The Canada West-to-East team has shape-shifted as it has progressed across the country. Over 106 days, Nicolas Roulx and Catherine Chagnon are the only constants, while their means of travel and teammates change. The pair have just arrived in Baker Lake, Nunavut, having cycled and now canoed 4,200km north of the 60th parallel.
Baker Lake marks the end of the most difficult segment of their journey, a mammoth 2,800km canoe section. It included plenty of portaging and a route change when they arrived at the Little Nahanni River to find it was still frozen. By the end of the canoeing, their team had expanded to six, as Mathieu Beland, Guillaume Moreau, Dominic Roulx (Nicolas Roulx’s brother), and Laurence Garceau joined the party.
Plenty of legwork
The 41-day journey from Great Slave Lake to Baker Lake went relatively smoothly but required a meaty 37 portages.
They left the small community of Lutselk’e on June 25. They immediately faced a tough choice: cross a huge open-water bay but avoid a portage or do a series of eight portages through a chain of lakes that would halve the distance they had to travel. Tired of paddling on the lake, they selected the second option.
“It is a choice we would make differently in retrospect. It was hard on the body, with billions of black flies and a dense, steep forest. We had to put the canoes on ropes up slopes…It was very intense,” Nicolas Roulx told ExplorersWeb.
After the grind, there was no let-up. “We took the ancestral route of the illustrious and notorious Pike’s Portage, [which took us] from boreal forest to tundra,” Roulx said.
As the name suggests, Pike’s Portage required more legwork. It also brought more wildlife of the blood-sucking variety.
They then joined the Hanbury River, a small, narrow river with plenty of rapids that they could not run in their canoes. This required more portages.
“The portages went through the tundra, so no trees, a bit easier, but windier,” Roulx explained. “The landscapes were astonishing. So many big rapids and big waterfalls. River life as we like it but with incessant portaging.”
They then joined the Thelon River, a fast-moving but smooth-riding river. It eventually gave way to a series of lakes for the 200km run to Baker Lake. After a few frustrating windbound days, they arrived on August 4.
Canoe to sailboat
The next stage of their journey is very different. They’ll leave their canoes behind to join a sailboat crew. The sailboat Anorak has just completed a long journey north from Quebec to meet them.
It’s highly unusual for a sailboat to come inland to Baker Lake, and Roulx says that the locals are excited about its impending arrival.

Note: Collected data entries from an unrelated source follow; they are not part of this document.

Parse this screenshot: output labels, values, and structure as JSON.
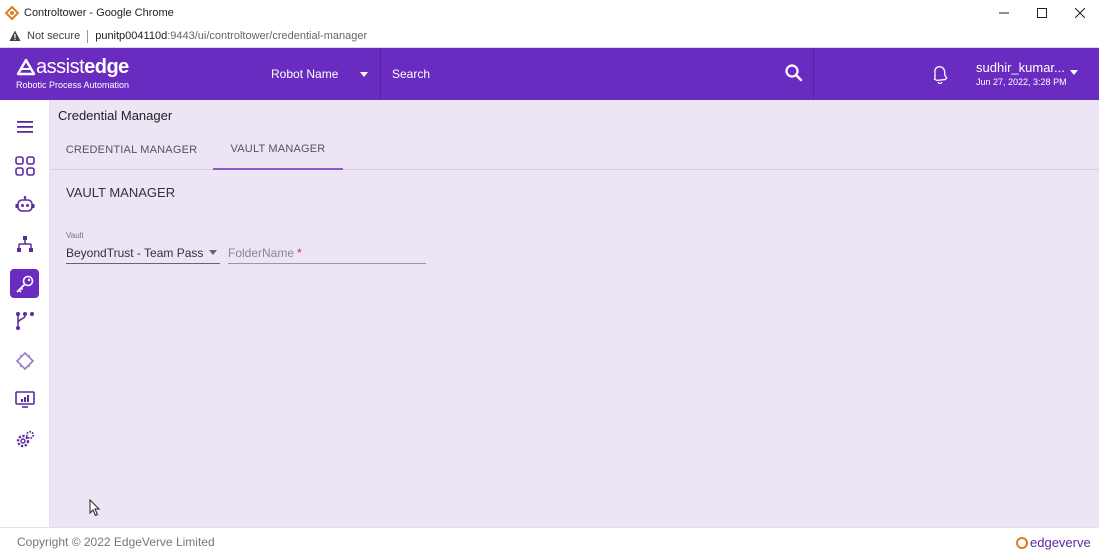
{
  "window": {
    "title": "Controltower - Google Chrome",
    "controls": [
      "minimize",
      "maximize",
      "close"
    ]
  },
  "addressbar": {
    "security_label": "Not secure",
    "url_host": "punitp004110d",
    "url_rest": ":9443/ui/controltower/credential-manager"
  },
  "header": {
    "logo_light": "assist",
    "logo_bold": "edge",
    "logo_tagline": "Robotic Process Automation",
    "robot_select_label": "Robot Name",
    "search_placeholder": "Search",
    "user_name": "sudhir_kumar...",
    "user_datetime": "Jun 27, 2022, 3:28 PM",
    "accent_color": "#6a2cc0"
  },
  "sidebar": {
    "items": [
      {
        "icon": "hamburger-menu-icon",
        "active": false
      },
      {
        "icon": "dashboard-grid-icon",
        "active": false
      },
      {
        "icon": "robot-icon",
        "active": false
      },
      {
        "icon": "hierarchy-icon",
        "active": false
      },
      {
        "icon": "key-icon",
        "active": true
      },
      {
        "icon": "workflow-icon",
        "active": false
      },
      {
        "icon": "chip-icon",
        "active": false
      },
      {
        "icon": "monitor-chart-icon",
        "active": false
      },
      {
        "icon": "settings-gears-icon",
        "active": false
      }
    ]
  },
  "main": {
    "page_title": "Credential Manager",
    "tabs": [
      {
        "label": "CREDENTIAL MANAGER",
        "active": false
      },
      {
        "label": "VAULT MANAGER",
        "active": true
      }
    ],
    "section_title": "VAULT MANAGER",
    "vault_label": "Vault",
    "vault_value": "BeyondTrust - Team Pass...",
    "folder_placeholder": "FolderName",
    "folder_required_mark": "*"
  },
  "footer": {
    "copyright": "Copyright © 2022 EdgeVerve Limited",
    "brand": "edgeverve"
  }
}
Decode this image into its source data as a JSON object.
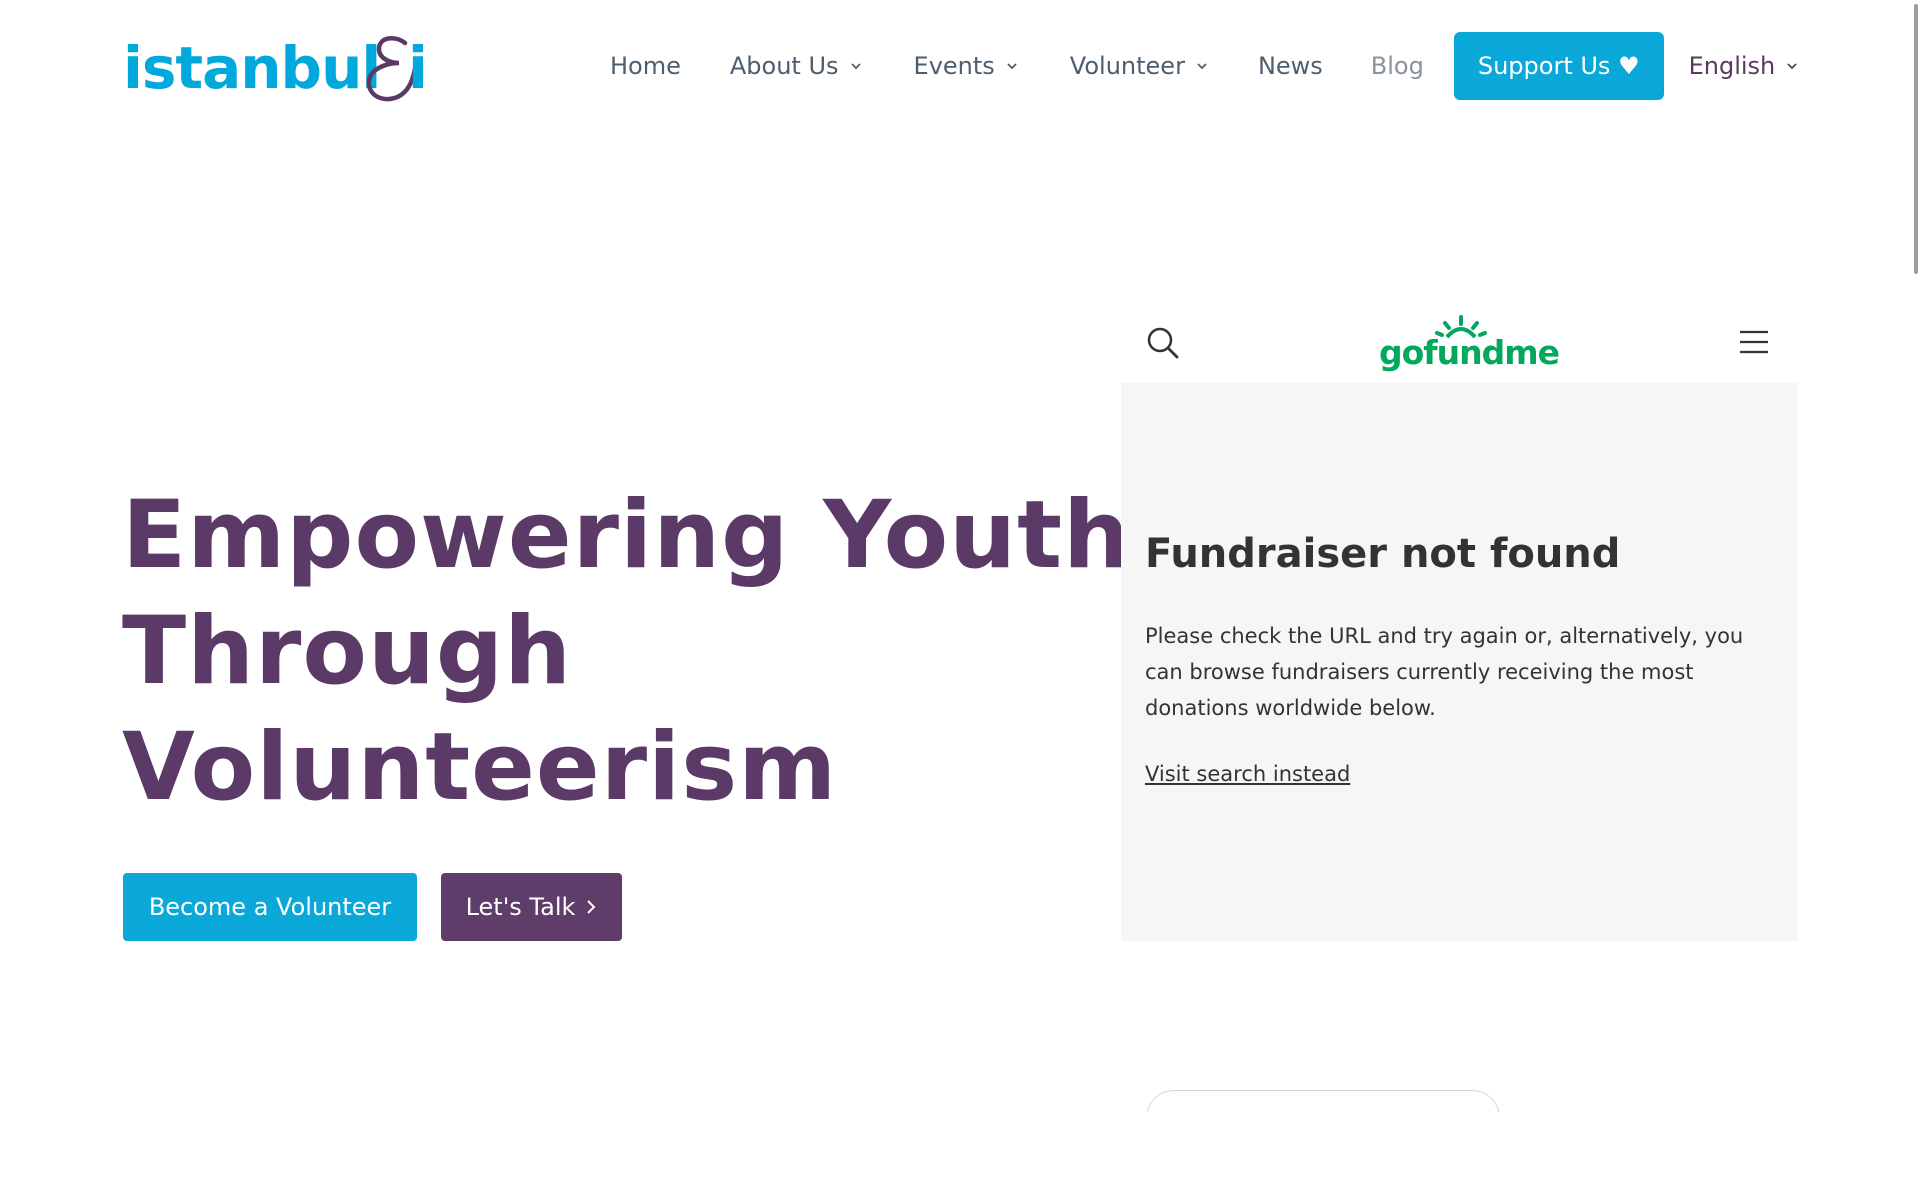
{
  "brand": {
    "logo_word": "istanbul",
    "logo_tail": "i",
    "primary_color": "#00a8dc",
    "accent_color": "#5b3a68"
  },
  "nav": {
    "home": "Home",
    "about": "About Us",
    "events": "Events",
    "volunteer": "Volunteer",
    "news": "News",
    "blog": "Blog",
    "support": "Support Us ♥",
    "language": "English"
  },
  "hero": {
    "title_line1": "Empowering Youth",
    "title_line2": "Through",
    "title_line3": "Volunteerism",
    "primary_button": "Become a Volunteer",
    "secondary_button": "Let's Talk"
  },
  "embed": {
    "logo_text": "gofundme",
    "brand_color": "#02a95c",
    "title": "Fundraiser not found",
    "message": "Please check the URL and try again or, alternatively, you can browse fundraisers currently receiving the most donations worldwide below.",
    "link": "Visit search instead",
    "icons": [
      "search-icon",
      "menu-icon"
    ]
  }
}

“They are eager to see the boat. We’ve been so happy to meet with people here. It has been a great, warm welcome. People tell us that it might be the first sailboat coming to Baker Lake in 50 years.”

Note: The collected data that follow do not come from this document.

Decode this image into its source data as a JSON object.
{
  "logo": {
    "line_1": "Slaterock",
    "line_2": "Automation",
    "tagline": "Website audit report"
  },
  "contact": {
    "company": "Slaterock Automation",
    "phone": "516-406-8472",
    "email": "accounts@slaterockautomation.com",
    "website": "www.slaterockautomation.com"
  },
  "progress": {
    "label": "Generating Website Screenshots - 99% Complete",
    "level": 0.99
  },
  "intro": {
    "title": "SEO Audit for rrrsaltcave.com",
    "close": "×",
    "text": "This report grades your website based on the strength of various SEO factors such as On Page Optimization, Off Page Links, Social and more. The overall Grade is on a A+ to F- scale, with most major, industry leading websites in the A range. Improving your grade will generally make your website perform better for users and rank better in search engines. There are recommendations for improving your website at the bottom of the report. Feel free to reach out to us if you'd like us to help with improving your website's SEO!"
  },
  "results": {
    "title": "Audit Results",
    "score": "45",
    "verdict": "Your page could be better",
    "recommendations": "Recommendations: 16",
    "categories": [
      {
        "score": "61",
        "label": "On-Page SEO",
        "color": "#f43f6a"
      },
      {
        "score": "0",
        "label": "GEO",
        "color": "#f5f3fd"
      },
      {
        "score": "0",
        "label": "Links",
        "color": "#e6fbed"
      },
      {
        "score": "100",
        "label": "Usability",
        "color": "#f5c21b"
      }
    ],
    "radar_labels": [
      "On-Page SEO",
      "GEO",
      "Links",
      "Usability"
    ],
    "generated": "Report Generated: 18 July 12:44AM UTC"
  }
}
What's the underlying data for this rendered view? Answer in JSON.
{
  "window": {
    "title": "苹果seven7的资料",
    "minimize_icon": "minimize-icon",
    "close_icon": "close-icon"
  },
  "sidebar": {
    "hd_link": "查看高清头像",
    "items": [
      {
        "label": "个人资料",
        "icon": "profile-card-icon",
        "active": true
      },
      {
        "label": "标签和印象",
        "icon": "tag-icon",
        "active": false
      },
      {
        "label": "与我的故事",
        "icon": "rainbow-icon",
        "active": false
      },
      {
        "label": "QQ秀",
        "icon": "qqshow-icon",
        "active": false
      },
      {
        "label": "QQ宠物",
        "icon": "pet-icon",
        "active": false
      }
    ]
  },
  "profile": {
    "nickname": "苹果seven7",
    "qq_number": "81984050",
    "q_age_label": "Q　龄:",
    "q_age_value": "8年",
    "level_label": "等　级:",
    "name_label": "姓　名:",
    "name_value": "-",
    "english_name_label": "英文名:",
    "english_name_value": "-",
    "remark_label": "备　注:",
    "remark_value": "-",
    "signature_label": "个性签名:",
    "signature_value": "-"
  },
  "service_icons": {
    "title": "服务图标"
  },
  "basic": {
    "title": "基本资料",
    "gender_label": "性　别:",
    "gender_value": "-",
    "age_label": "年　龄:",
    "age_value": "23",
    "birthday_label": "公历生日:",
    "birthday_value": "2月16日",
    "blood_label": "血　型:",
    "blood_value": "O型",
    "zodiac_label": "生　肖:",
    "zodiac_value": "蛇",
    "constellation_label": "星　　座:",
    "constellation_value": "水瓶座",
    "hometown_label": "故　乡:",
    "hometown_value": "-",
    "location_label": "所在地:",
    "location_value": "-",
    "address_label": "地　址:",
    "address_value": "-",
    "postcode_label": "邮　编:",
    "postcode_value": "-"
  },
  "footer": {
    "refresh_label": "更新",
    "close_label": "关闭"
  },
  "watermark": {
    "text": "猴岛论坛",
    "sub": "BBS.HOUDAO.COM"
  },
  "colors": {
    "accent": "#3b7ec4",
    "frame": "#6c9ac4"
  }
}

Roulx and Chagnon will leave their canoe crew behind to join Louis Poliquin, Laurent Poliquin, Hubert Poliquin, and Jean-Michel Vezina sailing east.
The boat will ferry them across Hudson Bay to Pangnirtung on Baffin Island. This should take around 20 days, with a few stops in Inuit communities along the way. From Pangnirtung, Chagnon and Roulx will continue on foot, hiking for 10 days to Qikiqtarjuaq on the east coast of Baffin to finish off their enormous expedition.